Ouch...sorry to hear about that. The most painful part to me is that I was kept out of the loop. The idea and solidarity coming from "us against the world". Like if she said she needed x, or was feeling x, I would not hold it against her as long as she was totally honest and as long as someone else wasn't getting something from her that she wasn't giving me. I can handle that. I CANNOT handle lies and someone getting something from her that I am not. 



> Don't stop giving her attention and keep a watchfull eye and ear for the signs. You have to work hard to keep each other happy. The biggest thing is comunication. We also made a plan to meet for lunch once a month and two weeks from that have a date night on the weekend nearest our wedding anniversary. It is easy to fall into the old routine and neglect each other. Good luck and glad to hear things are going well.


You are right. We agreed on date nights, but have slacked on that.
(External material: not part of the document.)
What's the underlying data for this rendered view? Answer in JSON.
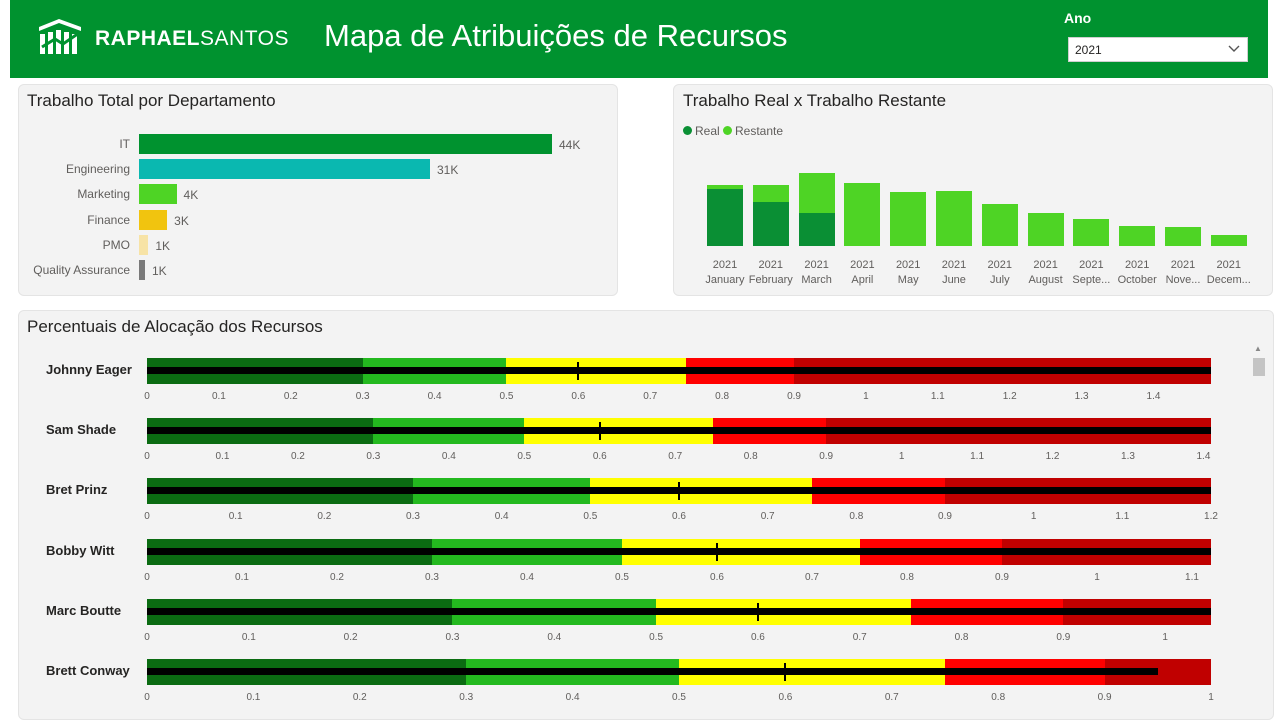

We both agree to catch that up. She is getting truckloads of attention though, which she is sucking up like a nuclear powered vacuum cleaner. I am realizing that to some women, attention is to them what sex is to men. They crave it and it is almost physically painful when they don't get enough. 

I don't really need attention. Hello and goodbye, affection....if I come in from being out, I want her to want to get off the phone or pause the tv or close the computer and talk to me for five minutes. I do that for her, and she is coming around to doing that for me. If I really want to talk occasionally, I want her to want to talk too. 

What she needs and what I do not need, are constant hours long conversations about nothing. I am coming around to the idea she just wants to spend time with me. Even if we aren't talking about anything. Long periods of time where the other person is the focus of attention. Even in silence. Honestly I kind of hate that. I like it sometimes, but normally no. I like to do what I like to do and if she wants to do it with me, I am happier to do it with her than alone. But if she doesn't than oh well. But we are learning to compromise.


----------